One challenge for the 'strand sequencing' method was in refining the method to improve its resolution to be able to detect single bases. In the early papers methods, a nucleotide needed to be repeated in a sequence about 100 times successively in order to produce a measurable characteristic change. This low resolution is because the DNA strand moves rapidly at the rate of 1 to 5μs per base through the nanopore. This makes recording difficult and prone to background noise, failing in obtaining single-nucleotide resolution. The problem is being tackled by either improving the recording technology or by controlling the speed of DNA strand by various protein engineering strategies and Oxford Nanopore employs a 'kmer approach', analyzing more than one base at any one time so that stretches of DNA are subject to repeat interrogation as the strand moves through the nanopore one base at a time.[28] Various techniques including algorithmic have been used to improve the performance of the MinION technology since it was first made available to users.[29] More recently effects of single bases due to secondary structure or released mononucleotides have been shown.[30][31]

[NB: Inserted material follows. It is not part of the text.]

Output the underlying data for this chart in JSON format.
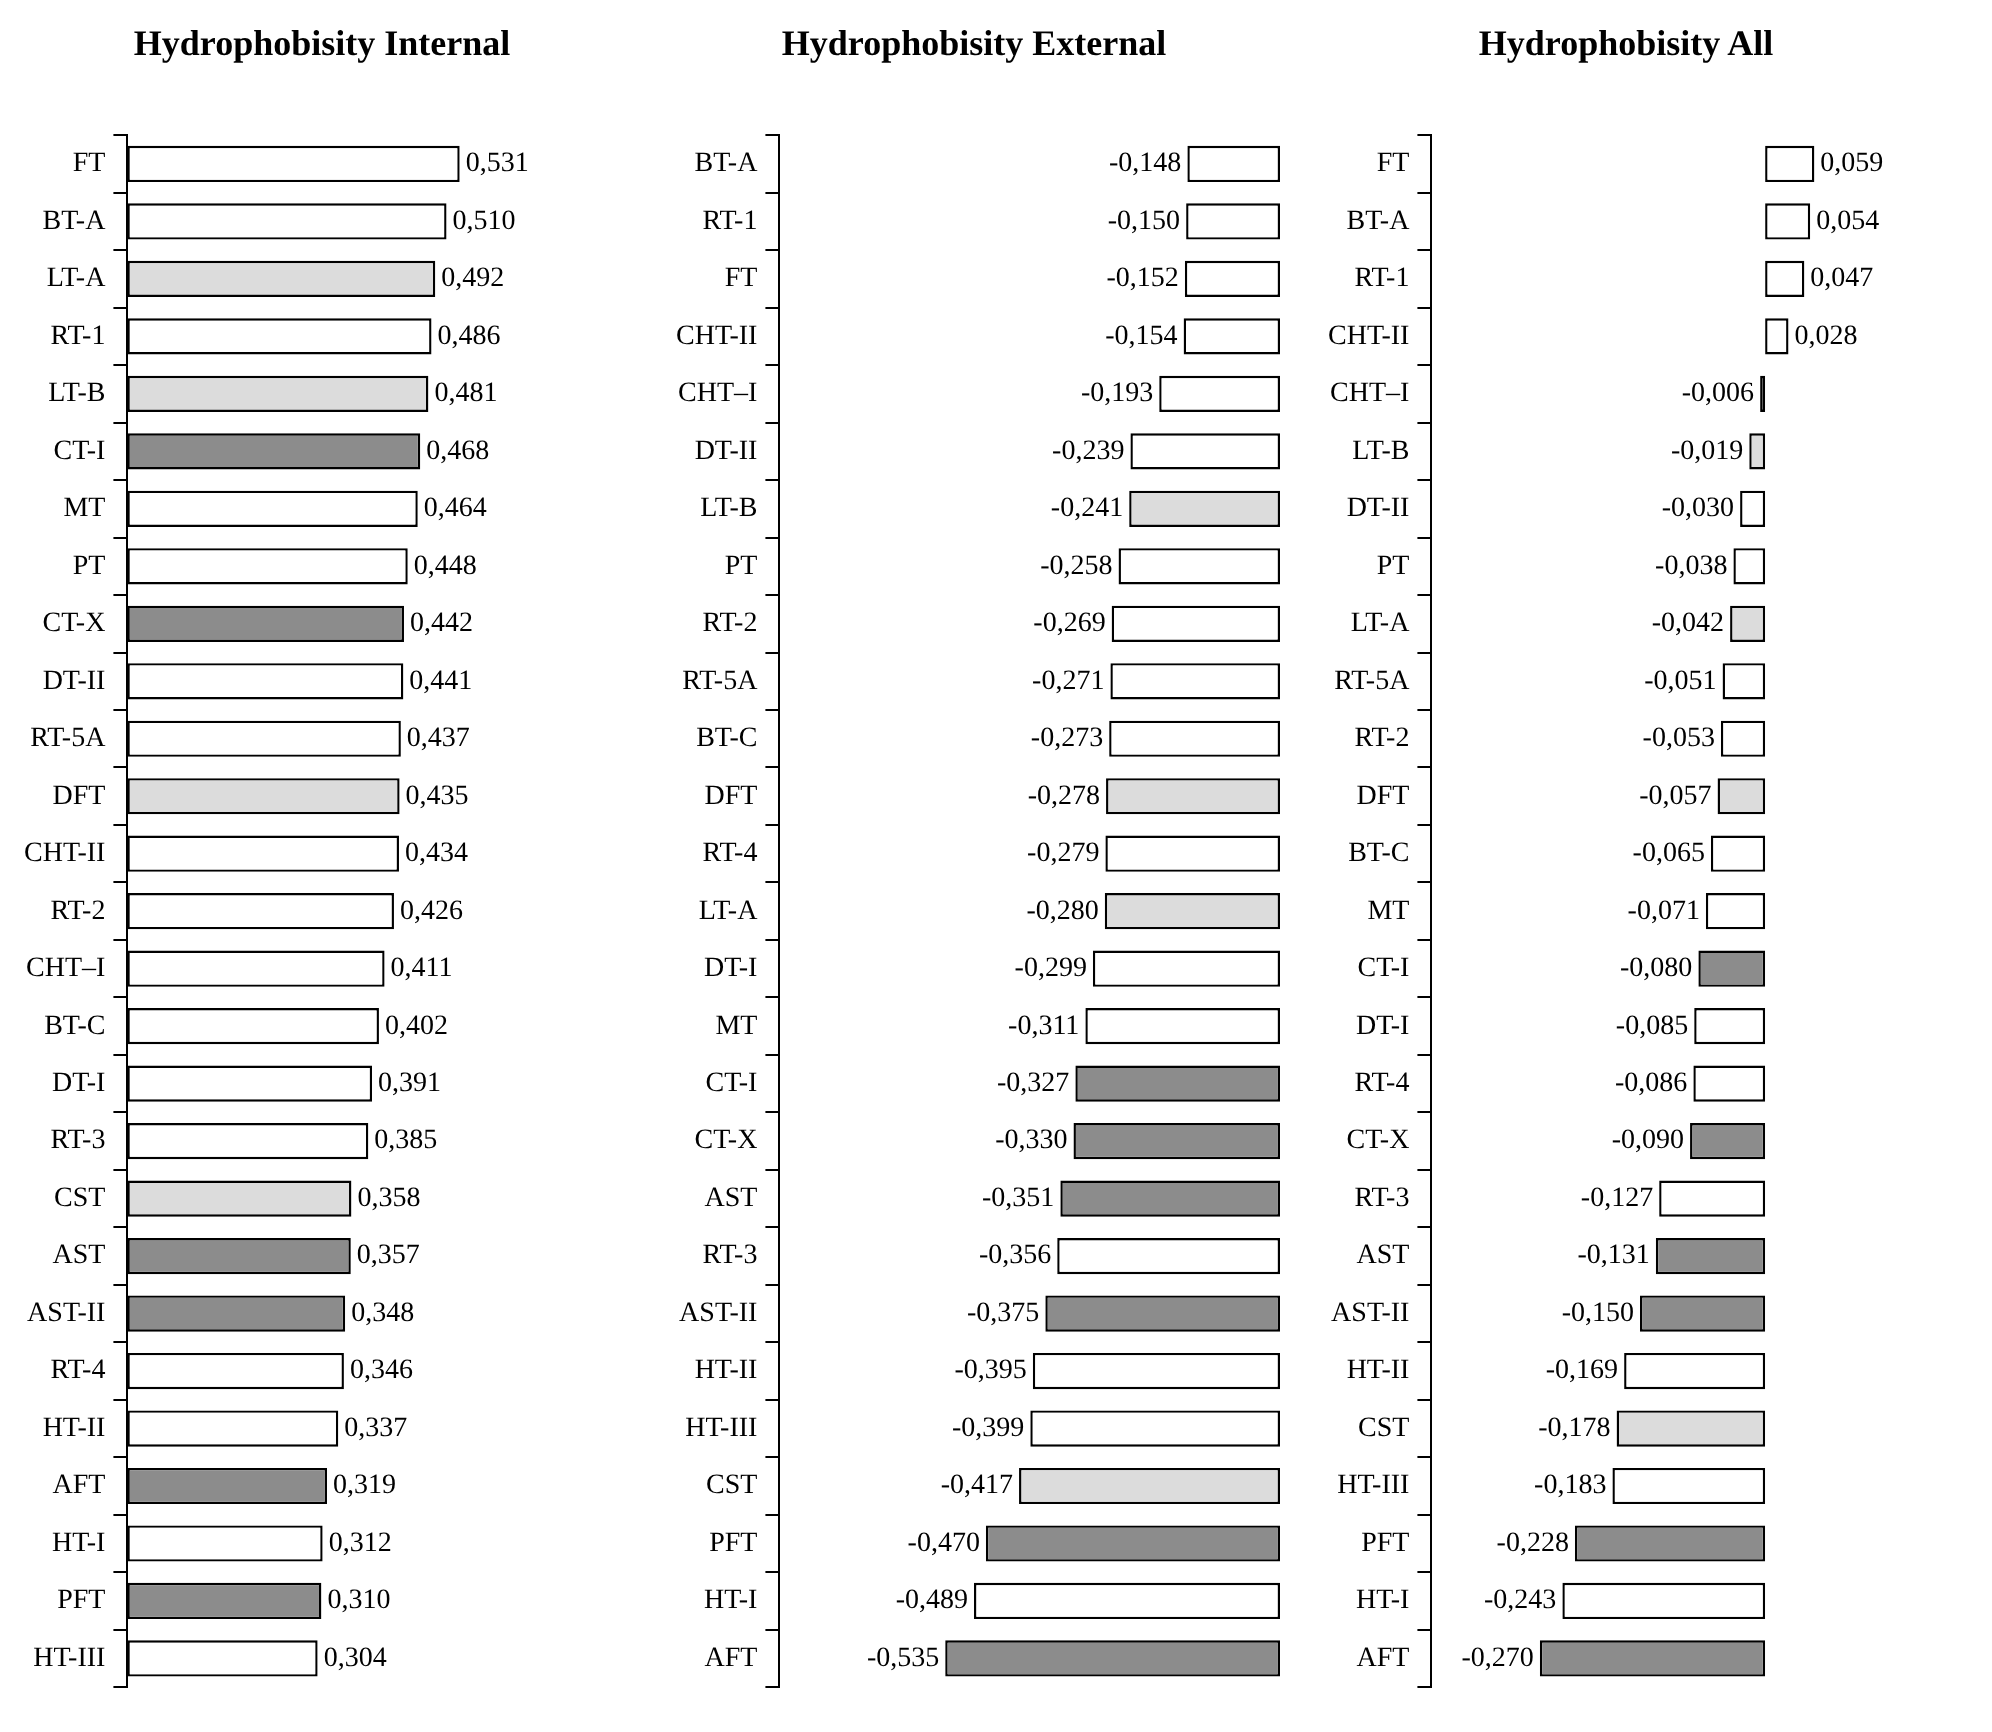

Professor Hagan Bayley proposed in 2010 that creating two recognition sites within an alpha hemolysin pore may confer advantages in base recognition.[32]

One challenge for the 'exonuclease approach',[33] where a processive enzyme feeds individual bases, in the correct order, into the nanopore, is to integrate the exonuclease and the nanopore detection systems. In particular,[34] the problem is that when an exonuclease hydrolyzes the phosphodiester bonds between nucleotides in DNA, the subsequently released nucleotide is not necessarily guaranteed to directly move into, say, a nearby alpha-hemolysin nanopore. One idea is to attach the exonuclease to the nanopore, perhaps through biotinylation to the beta barrel hemolysin.[34] The central pore of the protein may be lined with charged residues arranged so that the positive and negative charges appear on opposite sides of the pore. However, this mechanism is primarily discriminatory and does not constitute a mechanism to guide nucleotides down some particular path.